About model training and evaluation methods

self.model.train() and self.model.eval() are commonly used methods in deep learning models and are used to set the training and evaluation status of the model.

train() method: Call the train() method to set the model to training status. In the training state, the model will enable some random operations, such as Dropout and Batch Normalization updates. These stochastic operations help the model learn better generalization capabilities and prevent overfitting. In addition, the gradient of the model will be calculated and updated during training to optimize parameters.
eval() method: Call the eval() method to set the model to evaluation status. In the evaluation state, the model disables some random operations to ensure that the model’s output is stable and repeatable. For example, the Dropout operation will be turned off, and the Batch Normalization layer will use statistics during training instead of statistics calculated in real time. This results in consistent output that can be used during the inference, validation, or testing phases of the model.
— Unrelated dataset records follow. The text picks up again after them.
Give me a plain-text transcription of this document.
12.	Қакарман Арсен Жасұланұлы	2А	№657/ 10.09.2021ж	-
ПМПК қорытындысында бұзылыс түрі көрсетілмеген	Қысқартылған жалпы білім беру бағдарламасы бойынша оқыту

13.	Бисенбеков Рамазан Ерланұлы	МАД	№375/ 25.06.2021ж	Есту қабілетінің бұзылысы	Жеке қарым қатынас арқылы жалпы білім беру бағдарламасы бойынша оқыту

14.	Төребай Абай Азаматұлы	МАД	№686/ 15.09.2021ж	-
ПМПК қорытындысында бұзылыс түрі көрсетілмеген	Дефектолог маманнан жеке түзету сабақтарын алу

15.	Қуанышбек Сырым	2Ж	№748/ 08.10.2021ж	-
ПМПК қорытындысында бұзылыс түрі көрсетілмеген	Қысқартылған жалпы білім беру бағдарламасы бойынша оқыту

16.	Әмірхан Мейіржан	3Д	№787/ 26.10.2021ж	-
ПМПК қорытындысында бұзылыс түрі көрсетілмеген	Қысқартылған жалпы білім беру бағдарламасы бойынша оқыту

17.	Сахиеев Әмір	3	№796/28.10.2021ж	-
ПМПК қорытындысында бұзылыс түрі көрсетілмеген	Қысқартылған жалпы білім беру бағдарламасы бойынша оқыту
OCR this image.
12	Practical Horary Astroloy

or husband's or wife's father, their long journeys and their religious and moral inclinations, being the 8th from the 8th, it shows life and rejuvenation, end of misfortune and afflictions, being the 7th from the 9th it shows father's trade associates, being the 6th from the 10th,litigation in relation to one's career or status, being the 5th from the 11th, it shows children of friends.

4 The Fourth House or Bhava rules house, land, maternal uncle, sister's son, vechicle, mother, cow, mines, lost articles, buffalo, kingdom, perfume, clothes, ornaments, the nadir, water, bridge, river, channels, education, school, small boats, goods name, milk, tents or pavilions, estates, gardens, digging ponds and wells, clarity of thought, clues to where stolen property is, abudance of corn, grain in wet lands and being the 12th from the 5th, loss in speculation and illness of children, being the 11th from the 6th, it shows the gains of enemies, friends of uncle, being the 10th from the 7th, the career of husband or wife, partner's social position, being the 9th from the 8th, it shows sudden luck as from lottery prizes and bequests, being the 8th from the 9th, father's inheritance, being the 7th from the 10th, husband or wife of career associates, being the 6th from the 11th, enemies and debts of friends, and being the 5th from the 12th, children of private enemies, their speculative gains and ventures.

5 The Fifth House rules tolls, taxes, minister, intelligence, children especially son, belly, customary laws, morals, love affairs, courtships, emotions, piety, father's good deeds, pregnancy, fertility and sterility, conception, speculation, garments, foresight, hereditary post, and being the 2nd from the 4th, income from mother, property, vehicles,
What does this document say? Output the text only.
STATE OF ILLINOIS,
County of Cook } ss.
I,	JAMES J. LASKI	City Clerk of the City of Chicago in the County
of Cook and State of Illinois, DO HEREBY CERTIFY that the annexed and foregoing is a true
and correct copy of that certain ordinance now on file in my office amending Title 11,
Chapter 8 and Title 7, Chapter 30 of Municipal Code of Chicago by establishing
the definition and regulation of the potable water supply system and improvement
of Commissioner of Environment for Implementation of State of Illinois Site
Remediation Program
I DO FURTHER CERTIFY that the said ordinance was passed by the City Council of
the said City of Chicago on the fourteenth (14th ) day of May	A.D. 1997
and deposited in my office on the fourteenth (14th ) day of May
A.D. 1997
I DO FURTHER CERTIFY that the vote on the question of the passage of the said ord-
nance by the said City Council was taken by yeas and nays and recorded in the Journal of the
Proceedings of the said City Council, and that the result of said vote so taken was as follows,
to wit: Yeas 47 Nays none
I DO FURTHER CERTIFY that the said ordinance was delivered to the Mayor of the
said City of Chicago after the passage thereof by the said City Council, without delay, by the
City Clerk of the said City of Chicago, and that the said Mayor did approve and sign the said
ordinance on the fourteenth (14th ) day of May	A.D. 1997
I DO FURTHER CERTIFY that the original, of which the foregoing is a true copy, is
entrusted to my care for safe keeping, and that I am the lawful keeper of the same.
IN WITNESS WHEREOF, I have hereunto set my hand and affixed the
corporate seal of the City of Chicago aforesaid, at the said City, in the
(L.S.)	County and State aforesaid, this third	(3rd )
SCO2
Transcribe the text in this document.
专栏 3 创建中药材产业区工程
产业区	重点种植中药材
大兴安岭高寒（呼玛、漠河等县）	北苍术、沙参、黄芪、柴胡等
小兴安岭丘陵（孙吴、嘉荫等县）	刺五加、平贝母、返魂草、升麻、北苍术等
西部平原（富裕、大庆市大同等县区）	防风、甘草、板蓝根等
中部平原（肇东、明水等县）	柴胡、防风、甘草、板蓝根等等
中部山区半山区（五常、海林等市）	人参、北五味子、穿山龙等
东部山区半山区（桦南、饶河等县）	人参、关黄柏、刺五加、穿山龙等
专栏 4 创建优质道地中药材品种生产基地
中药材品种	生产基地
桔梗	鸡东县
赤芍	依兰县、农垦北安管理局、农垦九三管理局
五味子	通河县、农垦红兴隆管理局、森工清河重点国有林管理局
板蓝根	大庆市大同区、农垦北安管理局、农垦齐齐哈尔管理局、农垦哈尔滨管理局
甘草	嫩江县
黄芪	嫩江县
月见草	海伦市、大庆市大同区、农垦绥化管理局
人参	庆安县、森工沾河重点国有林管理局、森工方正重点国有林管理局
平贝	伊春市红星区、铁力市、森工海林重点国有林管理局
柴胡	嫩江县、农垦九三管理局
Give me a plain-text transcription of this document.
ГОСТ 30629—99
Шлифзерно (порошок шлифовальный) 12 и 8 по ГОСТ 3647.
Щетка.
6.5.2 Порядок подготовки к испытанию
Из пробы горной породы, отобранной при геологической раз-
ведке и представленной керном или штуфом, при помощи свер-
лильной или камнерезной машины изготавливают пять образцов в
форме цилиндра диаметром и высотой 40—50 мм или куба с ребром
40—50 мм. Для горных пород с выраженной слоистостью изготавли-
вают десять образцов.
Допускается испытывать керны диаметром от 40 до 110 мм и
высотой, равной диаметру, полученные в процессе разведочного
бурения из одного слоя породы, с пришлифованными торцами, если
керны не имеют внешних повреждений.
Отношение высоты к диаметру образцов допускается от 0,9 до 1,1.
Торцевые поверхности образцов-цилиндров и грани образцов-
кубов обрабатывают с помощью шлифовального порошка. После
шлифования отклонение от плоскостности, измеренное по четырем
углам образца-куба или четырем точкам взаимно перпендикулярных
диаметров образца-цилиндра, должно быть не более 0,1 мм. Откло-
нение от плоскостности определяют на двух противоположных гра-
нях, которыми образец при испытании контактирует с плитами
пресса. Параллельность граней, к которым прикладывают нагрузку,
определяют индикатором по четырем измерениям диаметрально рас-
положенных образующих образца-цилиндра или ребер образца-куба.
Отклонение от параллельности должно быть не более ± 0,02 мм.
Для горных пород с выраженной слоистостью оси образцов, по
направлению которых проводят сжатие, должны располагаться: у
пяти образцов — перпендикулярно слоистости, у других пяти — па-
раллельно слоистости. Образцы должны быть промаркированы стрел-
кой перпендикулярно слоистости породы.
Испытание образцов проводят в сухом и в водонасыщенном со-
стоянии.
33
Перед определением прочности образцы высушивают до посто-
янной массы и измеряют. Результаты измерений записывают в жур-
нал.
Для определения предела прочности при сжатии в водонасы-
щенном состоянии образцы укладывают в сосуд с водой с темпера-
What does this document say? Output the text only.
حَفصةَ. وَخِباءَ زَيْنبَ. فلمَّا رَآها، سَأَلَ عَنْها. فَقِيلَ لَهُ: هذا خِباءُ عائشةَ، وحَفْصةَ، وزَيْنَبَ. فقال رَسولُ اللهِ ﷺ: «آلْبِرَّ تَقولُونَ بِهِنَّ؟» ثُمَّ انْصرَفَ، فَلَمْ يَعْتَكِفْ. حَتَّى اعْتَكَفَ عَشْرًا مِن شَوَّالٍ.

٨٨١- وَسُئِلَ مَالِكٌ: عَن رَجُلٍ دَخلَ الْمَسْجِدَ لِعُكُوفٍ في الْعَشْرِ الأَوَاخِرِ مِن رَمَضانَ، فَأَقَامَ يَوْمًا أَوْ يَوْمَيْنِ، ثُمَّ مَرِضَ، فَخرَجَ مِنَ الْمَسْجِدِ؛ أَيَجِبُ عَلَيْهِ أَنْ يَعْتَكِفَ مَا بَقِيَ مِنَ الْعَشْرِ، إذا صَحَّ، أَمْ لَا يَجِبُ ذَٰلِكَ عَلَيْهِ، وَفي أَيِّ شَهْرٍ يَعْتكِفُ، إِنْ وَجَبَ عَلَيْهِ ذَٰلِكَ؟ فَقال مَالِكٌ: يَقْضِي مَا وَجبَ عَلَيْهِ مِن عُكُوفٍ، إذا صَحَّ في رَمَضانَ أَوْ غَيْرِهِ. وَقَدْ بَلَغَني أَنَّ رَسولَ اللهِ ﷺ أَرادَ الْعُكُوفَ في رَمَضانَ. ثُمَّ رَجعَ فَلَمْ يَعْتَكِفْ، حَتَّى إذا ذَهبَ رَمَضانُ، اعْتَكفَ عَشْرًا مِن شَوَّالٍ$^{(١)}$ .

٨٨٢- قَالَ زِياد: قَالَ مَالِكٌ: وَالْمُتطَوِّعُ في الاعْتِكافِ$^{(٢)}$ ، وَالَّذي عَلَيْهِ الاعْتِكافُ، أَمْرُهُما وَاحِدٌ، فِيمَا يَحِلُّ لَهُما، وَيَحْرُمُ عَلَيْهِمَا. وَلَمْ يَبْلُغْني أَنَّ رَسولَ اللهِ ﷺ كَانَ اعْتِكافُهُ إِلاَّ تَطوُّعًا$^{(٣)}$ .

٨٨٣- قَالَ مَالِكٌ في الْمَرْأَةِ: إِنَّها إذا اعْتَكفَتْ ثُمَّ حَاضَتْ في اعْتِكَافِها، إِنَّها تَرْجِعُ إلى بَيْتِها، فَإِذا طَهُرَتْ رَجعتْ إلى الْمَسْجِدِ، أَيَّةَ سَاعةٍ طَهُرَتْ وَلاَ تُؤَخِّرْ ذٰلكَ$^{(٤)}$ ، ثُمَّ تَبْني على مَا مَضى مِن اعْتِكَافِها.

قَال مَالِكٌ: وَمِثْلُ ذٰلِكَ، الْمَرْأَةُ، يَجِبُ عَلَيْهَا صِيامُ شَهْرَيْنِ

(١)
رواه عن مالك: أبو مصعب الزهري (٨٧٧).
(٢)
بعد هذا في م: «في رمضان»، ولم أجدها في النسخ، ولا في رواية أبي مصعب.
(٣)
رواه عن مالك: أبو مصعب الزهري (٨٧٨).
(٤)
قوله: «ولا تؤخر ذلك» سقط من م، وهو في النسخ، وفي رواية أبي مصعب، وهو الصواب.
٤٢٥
It should be noted that the train() and eval() methods are commonly used for model objects in deep learning frameworks such as PyTorch. These methods are called to set the internal state of the model to perform different operations depending on the current training or evaluation phase. This ensures consistent behavior of the model at different stages and improves the stability and reproducibility of the model.